Le hasard a fait que la saison 2016-2017 des Canadiens a été ponctuée d’un changement d’entraîneur au moment où l’équipe atteignait près des trois quarts du calendrier régulier. Il est possible de croire qu’à la veille de cette saison, la pression ait été augmentée pour l’entraîneur

47

des Canadiens, Michel Therrien, que l’on disait parfois « abrasif » à l’interne (Raymond, 2017), mais globalement sous-évalué dans son travail (RDS, 2016; RDS, 2017a). La saison précédente, l’équipe, minée par les blessures et des dissensions internes, n’avait pas été en mesure de participer aux séries éliminatoires, terminant au sixième rang (sur huit) dans la section Atlantique. Plusieurs s’accordaient pour dire que Michel Therrien jouait son avenir en cette saison (cf. Cantin et al., 2016; Cooper, 2016). D’autres ont même été un peu plus loin et affirmé qu’il était l’entraîneur le plus susceptible de perdre son poste en 2016-2017. Cela a notamment été le cas de 12 des 16 experts de la chaîne sportive canadienne Sportsnet sondés à ce sujet (cf. Sportsnet Staff, 2016). Même son de cloche du côté des entreprises de paris sportifs. Le site québécois Mise- O-Jeu, par exemple, donnait Michel Therrien favori pour être le premier entraîneur congédié en 2016-2017 (Agence QMI, 2016).

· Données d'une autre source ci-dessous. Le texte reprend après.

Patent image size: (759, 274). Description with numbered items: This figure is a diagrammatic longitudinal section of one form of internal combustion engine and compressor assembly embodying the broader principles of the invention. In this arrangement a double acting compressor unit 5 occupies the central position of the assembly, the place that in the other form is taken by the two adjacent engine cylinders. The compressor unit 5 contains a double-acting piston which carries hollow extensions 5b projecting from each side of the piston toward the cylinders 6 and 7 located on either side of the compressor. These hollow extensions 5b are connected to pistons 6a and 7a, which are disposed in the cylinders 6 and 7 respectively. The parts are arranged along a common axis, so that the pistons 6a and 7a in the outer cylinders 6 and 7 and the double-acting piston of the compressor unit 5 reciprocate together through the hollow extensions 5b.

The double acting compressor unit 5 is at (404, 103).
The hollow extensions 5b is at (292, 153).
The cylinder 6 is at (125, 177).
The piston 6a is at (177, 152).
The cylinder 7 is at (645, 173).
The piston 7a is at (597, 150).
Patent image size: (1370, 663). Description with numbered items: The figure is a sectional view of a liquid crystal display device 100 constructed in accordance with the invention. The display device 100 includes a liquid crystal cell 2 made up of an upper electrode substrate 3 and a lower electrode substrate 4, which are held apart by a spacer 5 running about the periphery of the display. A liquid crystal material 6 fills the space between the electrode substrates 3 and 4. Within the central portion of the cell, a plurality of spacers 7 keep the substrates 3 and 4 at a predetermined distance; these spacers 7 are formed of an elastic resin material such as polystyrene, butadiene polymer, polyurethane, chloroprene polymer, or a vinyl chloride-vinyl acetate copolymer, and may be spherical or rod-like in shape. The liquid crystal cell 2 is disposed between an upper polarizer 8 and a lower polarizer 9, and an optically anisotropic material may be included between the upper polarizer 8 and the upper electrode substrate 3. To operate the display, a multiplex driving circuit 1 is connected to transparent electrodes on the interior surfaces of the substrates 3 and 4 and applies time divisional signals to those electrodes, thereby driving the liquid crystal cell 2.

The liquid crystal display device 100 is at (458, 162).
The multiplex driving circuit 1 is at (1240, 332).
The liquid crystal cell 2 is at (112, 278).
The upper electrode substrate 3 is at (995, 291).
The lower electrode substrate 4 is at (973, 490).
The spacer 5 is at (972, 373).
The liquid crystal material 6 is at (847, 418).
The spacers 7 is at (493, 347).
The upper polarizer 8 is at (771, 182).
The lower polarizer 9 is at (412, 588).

Nonobstant ces considérations, la pression exercée sur l’entraîneur de cette équipe centenaire est colossale d’une saison à l’autre. Ce dernier doit d’abord s’exprimer dans les deux langues officielles du pays. Il demeure en effet l’une des dernières figures publiques francophones de l’équipe, le nombre de joueurs s’exprimant dans la langue de Molière ayant largement diminué au cours des dernières décennies. Qui plus est, le calendrier de l’équipe comporte près de 90 matchs par année – parfois plus –, et peut engendrer une bonne part de stress (cf. Engels, 2017a), ce dont avait souffert Michel Therrien à la fin de la saison 2015-2016 (cf. De Foy, 2016). Par ailleurs, tout entraîneur œuvrant dans ce marché doit essuyer des critiques parfois sévères, parfois injustifiées. Michel Therrien aurait reçu en cours de mandat sa part de « haine et de vitriol », a précisé le journaliste Adam Susser (Montreal Hockey Inside out, 2016). Cette situation semble peu étonnante si l’on considère que l’entraîneur-chef occuperait le poste le plus

48

étroitement surveillé au Québec (Cowan, 2016), et que chaque mot peut être disproportionné ou pris hors contexte (Engels, 2017b).